I know this is what is referred to in Midnight in Paris as "Golden Age Thinking," but I can't fight the feeling when I see television programs and interviews in the 50s and 60s that the level of "popular" discourse was much higher then than it is now. That is, interviewees of all ages are much more well spoken, articulate, and informed. I can't imagine the panel of American Idol judges (much less the audience) being able to drill down so quickly to a historical event like that, or even care to take a serious crack at it. Am I off?
Did you notice the last word spoken by the host Garry Moore was "withal", meaning "nevertheless". Can you imagine a game show host using the word today?
Yes. Or rather, the temporally-updated equivalent. Withal sounds erudite because now it's dead, and a sign of sophistication to know the word at all. Much less so then, albeit perhaps not zero.

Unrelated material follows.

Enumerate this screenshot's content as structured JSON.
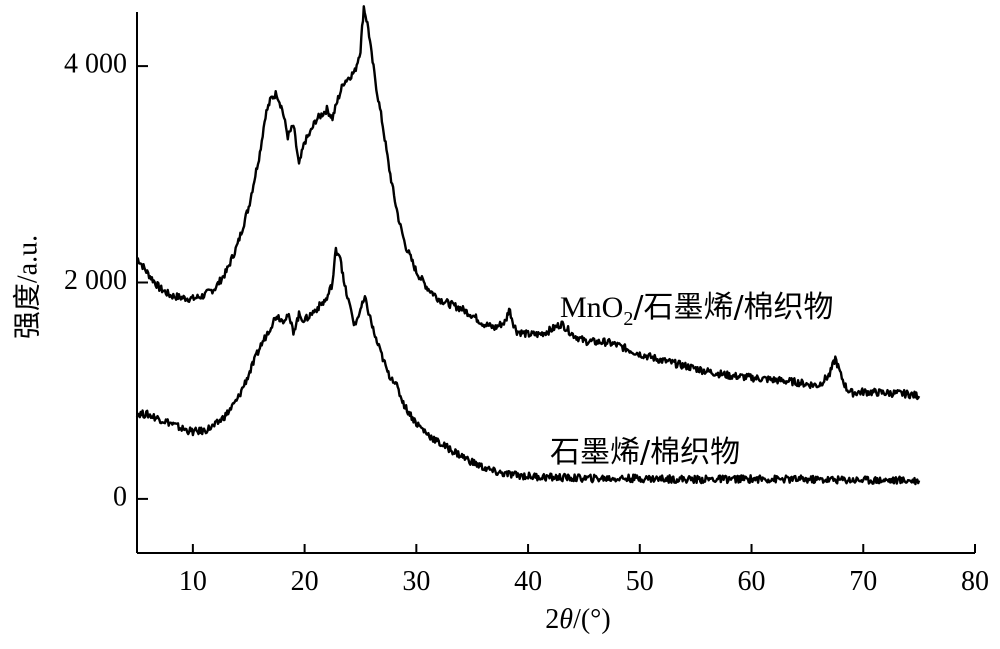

The problem with some modern game shows isn't vocabulary. It isn't even necessarily spectacle qua spectacle, because if they could have done it and afforded it in the 50s their shows would have been bigger, too. Humans haven't changed in the past 60 years. The problem with modern game shows is something more like they have more resources than they know what to do with, competing against ten other shows with the same "problem". I'm not convinced there's a good argument for modern people being more relatively degenerate than people of old... the set of which, I would remind you, really does include actual, factual people who considered combat to the death fit entertainment.